Abner and Elizabeth Cranford had three children: Lewis Mason, Martha, and William. Records are not now available as to when his wife Elizabeth died.
Abner’s second wife was Rebecca Ann Wedgeworth Conners whom he married July 18, 1837 in Blount County. Walton White, Justice of the Peace, officiating. Rebecca Ann born in South Carolina was reared in the aristocratic atmosphere of Greene County, Alabama. She was the daughter of Richard and Mary Edgeworth who came from Abbeville County, South Carolina. They were in Greene County, Alabama in 1830. At that time, there was a town named Wedgeworth which is now in Hale County, Alabama. Rebecca’s parents are buried at McDade Cemetery near Carbon Hill. Rebecca was a strong, determined character. Traditional anecdotes by great-grandsons years later tell of warnings to siblings, “You better not let Granny know you snitched those grapes from her vines…she’ll skin you alive!”
In 1850, the census report indicates that “Luis M.” was living with his grandparents Cranford. Rebecca Ann had her hands full with her own brood: Julia Ann Cranford was born December 1838. She married John M. Cunningham.
John Edward Cranford was born February 12, 1839 and married first, a Miss Mathis, second, Uretha Morris, and third, Jane Hockett.
Nancy Emily Cranford was born Febuary 4, 1841. She married John Morgan Stacks about 1872 and he died about 1876.
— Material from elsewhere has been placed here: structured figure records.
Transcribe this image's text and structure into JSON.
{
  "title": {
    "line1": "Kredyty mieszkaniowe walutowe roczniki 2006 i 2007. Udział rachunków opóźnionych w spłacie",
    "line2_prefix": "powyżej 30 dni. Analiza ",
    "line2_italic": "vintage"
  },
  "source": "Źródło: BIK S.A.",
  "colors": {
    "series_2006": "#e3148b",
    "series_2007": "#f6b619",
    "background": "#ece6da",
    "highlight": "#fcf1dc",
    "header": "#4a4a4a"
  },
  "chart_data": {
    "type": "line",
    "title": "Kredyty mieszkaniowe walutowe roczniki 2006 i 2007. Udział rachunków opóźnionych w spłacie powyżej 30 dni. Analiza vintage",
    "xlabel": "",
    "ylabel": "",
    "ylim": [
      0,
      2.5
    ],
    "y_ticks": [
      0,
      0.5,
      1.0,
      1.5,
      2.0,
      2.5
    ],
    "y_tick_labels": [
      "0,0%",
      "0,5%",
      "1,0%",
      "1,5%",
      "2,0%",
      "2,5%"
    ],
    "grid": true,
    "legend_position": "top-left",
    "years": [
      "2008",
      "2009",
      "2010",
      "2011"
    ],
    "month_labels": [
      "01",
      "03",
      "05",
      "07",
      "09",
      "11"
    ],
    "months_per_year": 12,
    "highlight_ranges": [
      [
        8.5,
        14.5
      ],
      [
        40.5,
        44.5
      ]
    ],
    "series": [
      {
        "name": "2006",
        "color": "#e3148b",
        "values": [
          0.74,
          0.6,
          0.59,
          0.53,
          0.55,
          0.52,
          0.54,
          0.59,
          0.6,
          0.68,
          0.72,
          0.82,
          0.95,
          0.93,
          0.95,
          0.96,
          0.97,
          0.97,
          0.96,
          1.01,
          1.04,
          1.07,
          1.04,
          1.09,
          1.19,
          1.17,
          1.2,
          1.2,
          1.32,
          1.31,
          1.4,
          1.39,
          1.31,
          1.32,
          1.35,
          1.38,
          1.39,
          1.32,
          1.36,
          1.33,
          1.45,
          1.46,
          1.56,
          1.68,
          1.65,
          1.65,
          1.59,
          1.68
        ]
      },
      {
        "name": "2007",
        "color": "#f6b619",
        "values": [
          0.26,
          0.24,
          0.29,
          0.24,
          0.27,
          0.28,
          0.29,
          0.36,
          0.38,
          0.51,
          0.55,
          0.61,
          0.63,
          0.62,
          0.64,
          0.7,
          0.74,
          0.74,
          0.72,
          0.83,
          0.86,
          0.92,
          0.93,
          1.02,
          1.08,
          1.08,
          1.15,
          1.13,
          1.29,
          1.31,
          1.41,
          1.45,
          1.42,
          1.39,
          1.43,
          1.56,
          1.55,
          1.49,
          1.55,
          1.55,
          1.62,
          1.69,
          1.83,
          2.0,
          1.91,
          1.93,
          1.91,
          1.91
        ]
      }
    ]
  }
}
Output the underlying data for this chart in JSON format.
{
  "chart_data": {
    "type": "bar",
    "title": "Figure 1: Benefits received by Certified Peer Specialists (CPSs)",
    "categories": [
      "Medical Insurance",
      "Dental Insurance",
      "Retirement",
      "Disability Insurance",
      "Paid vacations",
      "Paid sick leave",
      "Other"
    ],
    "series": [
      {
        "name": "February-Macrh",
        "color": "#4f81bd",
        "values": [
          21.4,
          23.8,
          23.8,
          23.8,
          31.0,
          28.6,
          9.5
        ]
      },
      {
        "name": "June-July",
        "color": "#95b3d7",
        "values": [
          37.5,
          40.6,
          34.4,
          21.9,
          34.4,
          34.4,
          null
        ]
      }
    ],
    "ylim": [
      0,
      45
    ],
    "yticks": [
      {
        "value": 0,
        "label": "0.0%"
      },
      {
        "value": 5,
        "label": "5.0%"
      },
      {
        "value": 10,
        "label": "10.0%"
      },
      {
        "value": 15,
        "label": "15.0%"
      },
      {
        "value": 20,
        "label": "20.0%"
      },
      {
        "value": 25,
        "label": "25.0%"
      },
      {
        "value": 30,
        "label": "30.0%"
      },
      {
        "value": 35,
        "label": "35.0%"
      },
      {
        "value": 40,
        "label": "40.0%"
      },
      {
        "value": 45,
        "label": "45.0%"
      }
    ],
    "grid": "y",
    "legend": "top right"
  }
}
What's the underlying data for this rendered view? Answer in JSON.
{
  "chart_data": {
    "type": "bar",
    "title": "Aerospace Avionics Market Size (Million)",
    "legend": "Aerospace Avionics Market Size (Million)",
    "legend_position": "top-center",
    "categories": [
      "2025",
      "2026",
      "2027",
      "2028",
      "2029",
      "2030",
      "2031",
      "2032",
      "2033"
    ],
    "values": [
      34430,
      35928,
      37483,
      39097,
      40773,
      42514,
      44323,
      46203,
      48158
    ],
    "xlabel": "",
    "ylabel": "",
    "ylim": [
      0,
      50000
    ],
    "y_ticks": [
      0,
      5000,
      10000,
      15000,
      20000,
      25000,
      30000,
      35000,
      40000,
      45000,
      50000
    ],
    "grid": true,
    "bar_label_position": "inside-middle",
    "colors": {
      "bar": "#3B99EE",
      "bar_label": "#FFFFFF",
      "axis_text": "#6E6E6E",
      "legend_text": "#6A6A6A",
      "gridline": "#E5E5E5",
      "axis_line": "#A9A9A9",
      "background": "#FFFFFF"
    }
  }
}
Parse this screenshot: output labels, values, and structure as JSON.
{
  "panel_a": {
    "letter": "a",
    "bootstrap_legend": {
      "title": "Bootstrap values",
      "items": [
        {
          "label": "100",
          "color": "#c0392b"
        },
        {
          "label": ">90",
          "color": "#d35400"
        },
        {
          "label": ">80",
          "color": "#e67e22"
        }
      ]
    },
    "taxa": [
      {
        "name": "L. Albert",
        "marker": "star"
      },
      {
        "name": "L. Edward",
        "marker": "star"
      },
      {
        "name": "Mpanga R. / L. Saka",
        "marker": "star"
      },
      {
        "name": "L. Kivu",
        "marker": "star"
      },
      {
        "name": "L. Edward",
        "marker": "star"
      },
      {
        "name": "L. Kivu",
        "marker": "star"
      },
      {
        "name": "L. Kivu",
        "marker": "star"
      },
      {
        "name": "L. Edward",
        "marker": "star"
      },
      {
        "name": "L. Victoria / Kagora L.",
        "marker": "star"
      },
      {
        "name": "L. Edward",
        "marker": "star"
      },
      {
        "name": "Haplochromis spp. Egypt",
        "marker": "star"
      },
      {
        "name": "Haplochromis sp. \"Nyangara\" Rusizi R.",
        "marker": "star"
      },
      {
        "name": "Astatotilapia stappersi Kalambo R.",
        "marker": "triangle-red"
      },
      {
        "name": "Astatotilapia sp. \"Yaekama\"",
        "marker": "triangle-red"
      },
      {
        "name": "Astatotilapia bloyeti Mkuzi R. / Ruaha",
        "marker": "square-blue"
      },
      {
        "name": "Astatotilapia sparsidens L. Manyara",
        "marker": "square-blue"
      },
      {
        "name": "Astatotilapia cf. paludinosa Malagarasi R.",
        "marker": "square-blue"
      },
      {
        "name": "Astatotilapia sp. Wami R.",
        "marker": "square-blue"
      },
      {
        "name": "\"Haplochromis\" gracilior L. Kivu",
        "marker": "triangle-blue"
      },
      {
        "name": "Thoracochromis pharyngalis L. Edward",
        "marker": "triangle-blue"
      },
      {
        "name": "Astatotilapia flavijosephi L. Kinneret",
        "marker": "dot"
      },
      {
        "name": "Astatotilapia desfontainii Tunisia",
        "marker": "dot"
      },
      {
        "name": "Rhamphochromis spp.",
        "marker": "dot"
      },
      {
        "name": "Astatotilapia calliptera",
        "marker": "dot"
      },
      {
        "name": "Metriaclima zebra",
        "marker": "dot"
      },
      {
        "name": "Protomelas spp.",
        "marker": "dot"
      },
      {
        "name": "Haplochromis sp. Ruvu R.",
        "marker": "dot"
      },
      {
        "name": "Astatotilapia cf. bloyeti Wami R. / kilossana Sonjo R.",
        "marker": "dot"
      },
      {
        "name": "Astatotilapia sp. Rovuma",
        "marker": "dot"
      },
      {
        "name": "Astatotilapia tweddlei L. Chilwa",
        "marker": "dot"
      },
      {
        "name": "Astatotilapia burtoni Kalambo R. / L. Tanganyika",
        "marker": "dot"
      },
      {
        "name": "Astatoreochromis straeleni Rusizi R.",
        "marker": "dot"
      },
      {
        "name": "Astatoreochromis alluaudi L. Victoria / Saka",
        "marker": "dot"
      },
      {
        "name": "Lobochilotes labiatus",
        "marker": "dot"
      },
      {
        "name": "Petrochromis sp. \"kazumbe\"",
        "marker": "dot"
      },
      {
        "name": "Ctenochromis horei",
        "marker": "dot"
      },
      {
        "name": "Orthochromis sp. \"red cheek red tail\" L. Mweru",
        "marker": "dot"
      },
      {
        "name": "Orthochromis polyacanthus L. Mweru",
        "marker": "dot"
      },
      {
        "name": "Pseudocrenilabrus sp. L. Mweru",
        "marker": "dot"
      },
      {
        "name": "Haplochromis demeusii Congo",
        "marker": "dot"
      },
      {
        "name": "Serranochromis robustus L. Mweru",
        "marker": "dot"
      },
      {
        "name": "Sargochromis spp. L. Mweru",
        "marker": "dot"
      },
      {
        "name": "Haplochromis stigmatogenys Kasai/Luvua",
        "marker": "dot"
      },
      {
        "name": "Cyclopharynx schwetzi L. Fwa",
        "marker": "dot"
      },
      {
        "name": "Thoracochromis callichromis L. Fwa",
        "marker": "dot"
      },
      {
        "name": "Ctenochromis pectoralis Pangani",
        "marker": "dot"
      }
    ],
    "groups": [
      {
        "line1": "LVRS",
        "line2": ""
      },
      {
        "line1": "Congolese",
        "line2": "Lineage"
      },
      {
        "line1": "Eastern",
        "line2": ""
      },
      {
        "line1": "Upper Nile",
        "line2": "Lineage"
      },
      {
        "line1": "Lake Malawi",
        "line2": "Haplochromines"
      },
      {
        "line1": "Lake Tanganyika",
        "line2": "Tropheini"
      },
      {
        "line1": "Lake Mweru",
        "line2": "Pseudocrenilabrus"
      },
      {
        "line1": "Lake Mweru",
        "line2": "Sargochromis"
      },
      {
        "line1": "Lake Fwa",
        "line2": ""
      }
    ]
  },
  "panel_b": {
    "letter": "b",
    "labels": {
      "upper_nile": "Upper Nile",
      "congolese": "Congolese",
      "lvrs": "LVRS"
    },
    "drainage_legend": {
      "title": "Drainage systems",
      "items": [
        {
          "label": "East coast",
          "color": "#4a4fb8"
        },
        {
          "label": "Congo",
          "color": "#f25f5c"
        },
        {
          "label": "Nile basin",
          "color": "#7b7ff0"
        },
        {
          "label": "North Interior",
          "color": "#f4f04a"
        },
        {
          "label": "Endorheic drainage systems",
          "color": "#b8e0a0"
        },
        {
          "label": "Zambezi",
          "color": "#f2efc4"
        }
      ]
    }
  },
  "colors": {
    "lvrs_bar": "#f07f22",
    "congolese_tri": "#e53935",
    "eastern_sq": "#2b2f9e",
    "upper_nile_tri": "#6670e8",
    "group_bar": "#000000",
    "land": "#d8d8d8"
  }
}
Sara Ann Matilda Cranford was born May, 1847. She married Lewis Thomas Atkins, died May 18, 1934.(This put her in my lineage through her marriage into the Atkins family. My mother was named for her —Mary Matilda Atkins Romine.
Newton Middleton Cranford was born in 1853. His wife was Eliza J. and his children were: Newton, Jr., Nora G., Mary A., and Rufus M.
Abner had a girl, Elizabeth. So far, no family records have been found concerning this daughter. Family stories about Rebecca abound.
She went to Texas after Abner’s death.